NYTimes: Cities as Havens for Trees

http://www.nytimes.com/2014/12/26/opinion/cities-as-havens-for-trees.html?smid=nytcore-iphone-share&smprod=nytcore-iphone
MOUNT RAINIER, Md. — PITY our urban trees — wild, forest-dwelling species imprisoned in tight spaces, drawing water and nutrients out of poor, shallow soil and enduring endless assaults from vehicles, pollution and power company chain saws. Wouldn’t these trees be better off in a remote forest somewhere?
Surprisingly, not always. Down the street from where I live in this suburb of Washington is an Eastern hemlock that is the picture of health. This tree, at least 50 feet tall and perhaps 100 years old, bears a thick plumage of needles that shades the yard where the tree grows and an adjacent pocket park. In spring, the tree’s cascading branches were tipped with delicate light-green new growth and thousands of tiny seed-bearing cones.
Sadly, it’s getting hard to find a hemlock in such good shape in any forest in Maryland. Or, for that matter, in Virginia, North Carolina, New Jersey, Connecticut and large parts of the many other Eastern states that are infested with a tiny but deadly insect called the hemlock woolly adelgid.

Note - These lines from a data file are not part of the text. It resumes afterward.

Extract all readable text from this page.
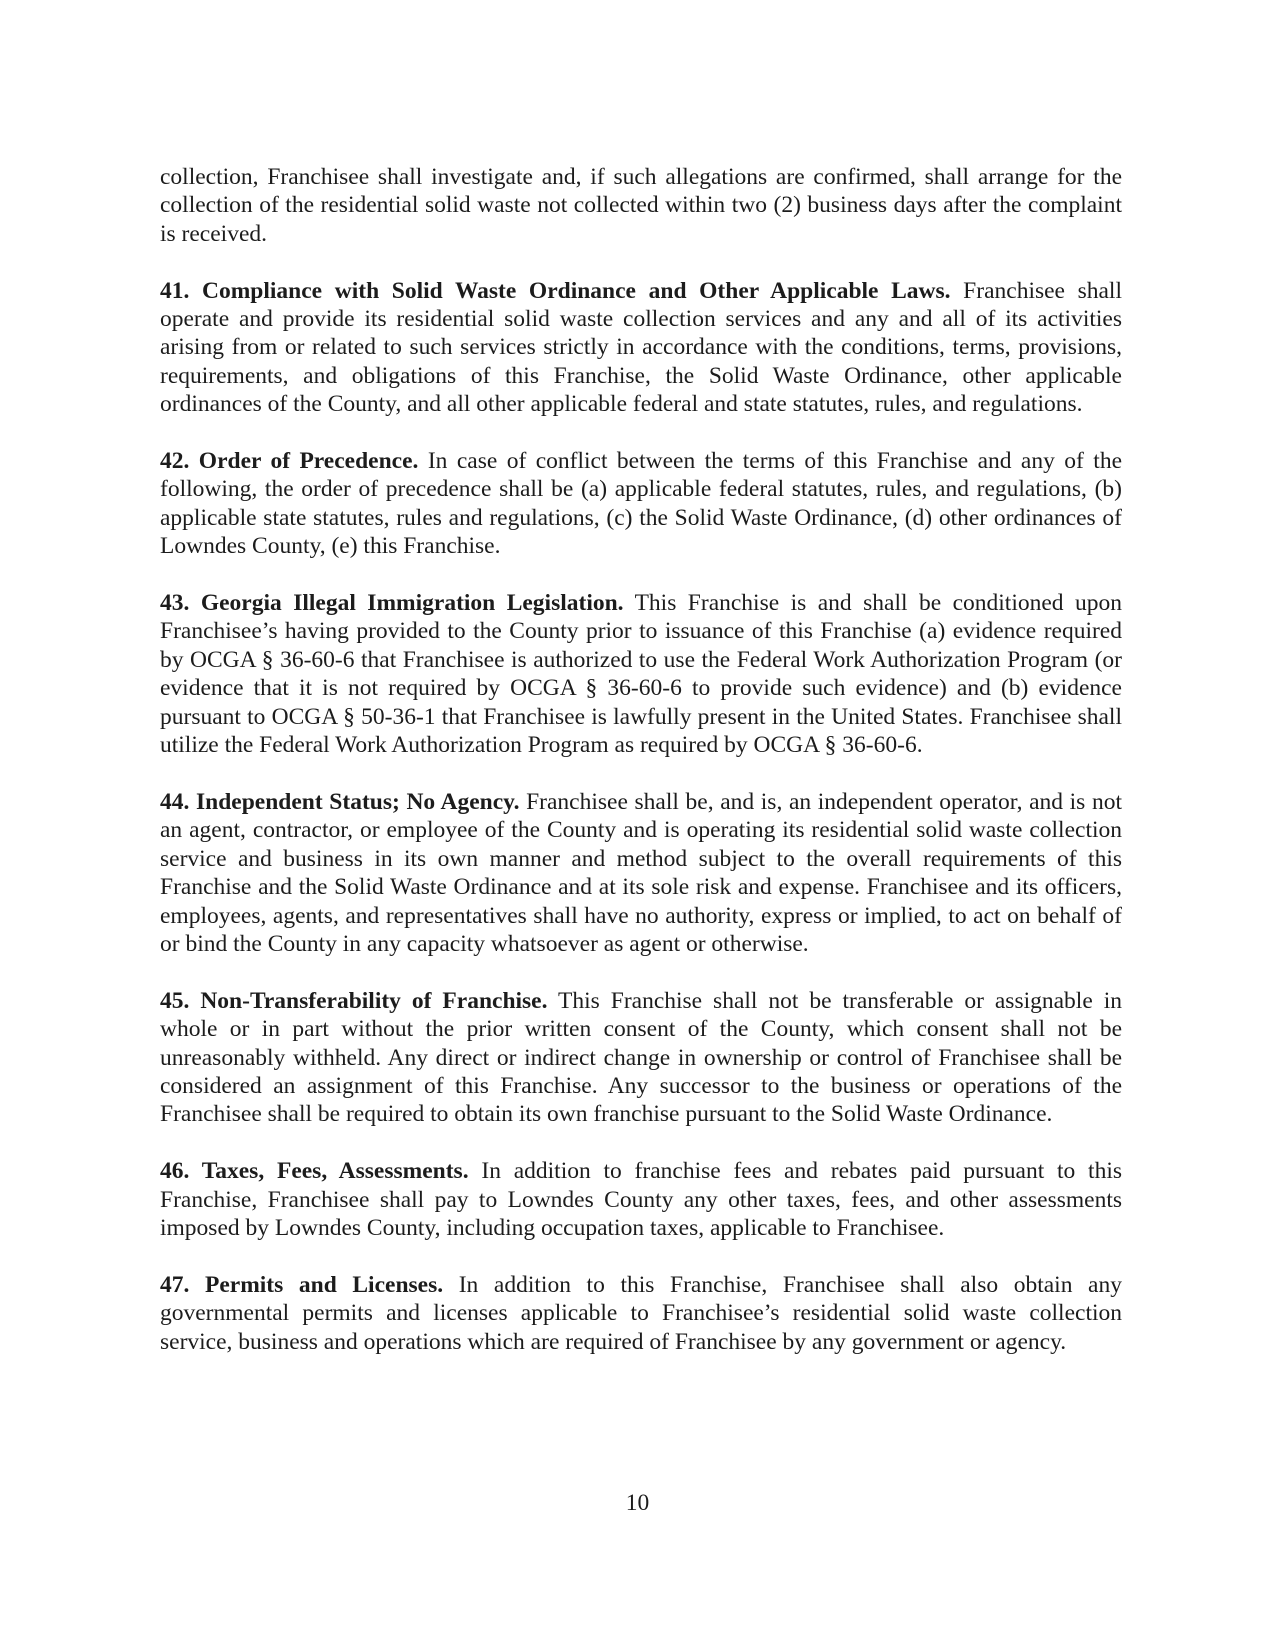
collection, Franchisee shall investigate and, if such allegations are confirmed, shall arrange for the collection of the residential solid waste not collected within two (2) business days after the complaint is received.

41. Compliance with Solid Waste Ordinance and Other Applicable Laws. Franchisee shall operate and provide its residential solid waste collection services and any and all of its activities arising from or related to such services strictly in accordance with the conditions, terms, provisions, requirements, and obligations of this Franchise, the Solid Waste Ordinance, other applicable ordinances of the County, and all other applicable federal and state statutes, rules, and regulations.

42. Order of Precedence. In case of conflict between the terms of this Franchise and any of the following, the order of precedence shall be (a) applicable federal statutes, rules, and regulations, (b) applicable state statutes, rules and regulations, (c) the Solid Waste Ordinance, (d) other ordinances of Lowndes County, (e) this Franchise.

43. Georgia Illegal Immigration Legislation. This Franchise is and shall be conditioned upon Franchisee’s having provided to the County prior to issuance of this Franchise (a) evidence required by OCGA § 36-60-6 that Franchisee is authorized to use the Federal Work Authorization Program (or evidence that it is not required by OCGA § 36-60-6 to provide such evidence) and (b) evidence pursuant to OCGA § 50-36-1 that Franchisee is lawfully present in the United States. Franchisee shall utilize the Federal Work Authorization Program as required by OCGA § 36-60-6.

44. Independent Status; No Agency. Franchisee shall be, and is, an independent operator, and is not an agent, contractor, or employee of the County and is operating its residential solid waste collection service and business in its own manner and method subject to the overall requirements of this Franchise and the Solid Waste Ordinance and at its sole risk and expense. Franchisee and its officers, employees, agents, and representatives shall have no authority, express or implied, to act on behalf of or bind the County in any capacity whatsoever as agent or otherwise.

45. Non-Transferability of Franchise. This Franchise shall not be transferable or assignable in whole or in part without the prior written consent of the County, which consent shall not be unreasonably withheld. Any direct or indirect change in ownership or control of Franchisee shall be considered an assignment of this Franchise. Any successor to the business or operations of the Franchisee shall be required to obtain its own franchise pursuant to the Solid Waste Ordinance.

46. Taxes, Fees, Assessments. In addition to franchise fees and rebates paid pursuant to this Franchise, Franchisee shall pay to Lowndes County any other taxes, fees, and other assessments imposed by Lowndes County, including occupation taxes, applicable to Franchisee.

47. Permits and Licenses. In addition to this Franchise, Franchisee shall also obtain any governmental permits and licenses applicable to Franchisee’s residential solid waste collection service, business and operations which are required of Franchisee by any government or agency.

10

Scientists believe this insect arrived in the last century on a shipment of nursery trees from Japan. Adelgids drain sap from hemlocks’ needles, which can weaken them and, in nearly all cases, eventually kill them. The insect weighs almost nothing and spreads easily by bird, mammal or wind. Each adelgid can have between 50 and 300 offspring, and with two generations per year, infestations proliferate quickly. Few if any Eastern hemlocks have shown resistance to the adelgid.
Fortunately for my neighborhood hemlock, an adelgid has to drift in from elsewhere and land directly on a tree to start an infestation — an event far less likely for an isolated tree than one in a vast hemlock grove. I sometimes wander up to the park and check the undersides of the hemlock’s needles for the telltale white fluff the adelgid makes to protect itself and its eggs. So far, I haven’t found any. One might say the tree has found safety in lack of numbers.
Human-dominated places have become, for some species, safer habitats than the unpopulated areas we’ve set aside to preserve nature. This would have been hard to imagine 150 years ago, when this area was farmland, and nearly every tree had been cleared. Today, the farms are gone, and many residents plant and nurture trees in their yards. City governments also plant trees — mostly native ones — in parks and along roads. In many ways, it’s a great time to be a native tree in an American city.
At the same time, life in the forest has, for many trees, become precarious. An invasive blight wiped out the great American chestnut decades ago; native elm, ash and beech trees also face grave threats. But the hemlock seems to have it worst. I recently stayed at a cabin in a valley by a small stream in southern Pennsylvania, a place that was once prime hemlock habitat. The valley is now a hemlock graveyard. Hundreds of gray trunks rise skyward with dead branches pointing every which way.
When an old hemlock dies, sunlight pours onto ground that may have been dark for centuries. Hemlocks can thrive in deep shade, and their needles create a canopy so thick that almost no other tree can grow. Now, vigorous saplings are shooting up from the forest floor by the stream. But these newcomers aren’t hemlocks; they’re birch or maple or tulip poplar. The forest is moving on; in a few decades there will be little sign of the ancient conifer that once dominated this place.
The insecticide imidacloprid can keep the adelgid in check if applied regularly. Because the chemical is typically applied tree by tree, treating a forest with many thousands of hemlocks is prohibitively expensive. But treatment can be affordable in areas where people want to preserve a few trees. The result is that cities and parks are becoming hemlock havens.
Unfortunately, cities will never give the hemlock an ecologically meaningful life. In nature, hemlocks support a complex and unique ecosystem that has evolved around them. Hundreds of species of insects and spiders and mites have been collected on hemlocks, and their fate is unknown if these trees disappear. Various birds and fish subsist on those invertebrates. A lone landscape tree can’t support such an ecosystem — it’s just there to look pretty and make a little shade.
The hemlock in my neighborhood was planted here, presumably by some early homeowner, long before the adelgid showed up in America. The tree has hung on remarkably well among hardwoods better suited to the mid-Atlantic’s warm (and warming) summers. But eventually, it will grow old and die; indeed, global warming may hasten the process. And that will be it. No children to carry on the line; no genetic future. If the hemlock is replaced, it will be by a tree grown in a nursery.
There is already a tree, the ginkgo, that continues to line our roads despite being nearly extinct in the wild. Is the Eastern hemlock doomed to become like the ginkgo, a living fossil preserved only because people like it? As much as I love my neighborhood hemlock, that would be a sorry fate indeed for such a majestic and ecologically important species. But it seems to be where we’re headed.
Gabriel Popkin writes about science and the environment.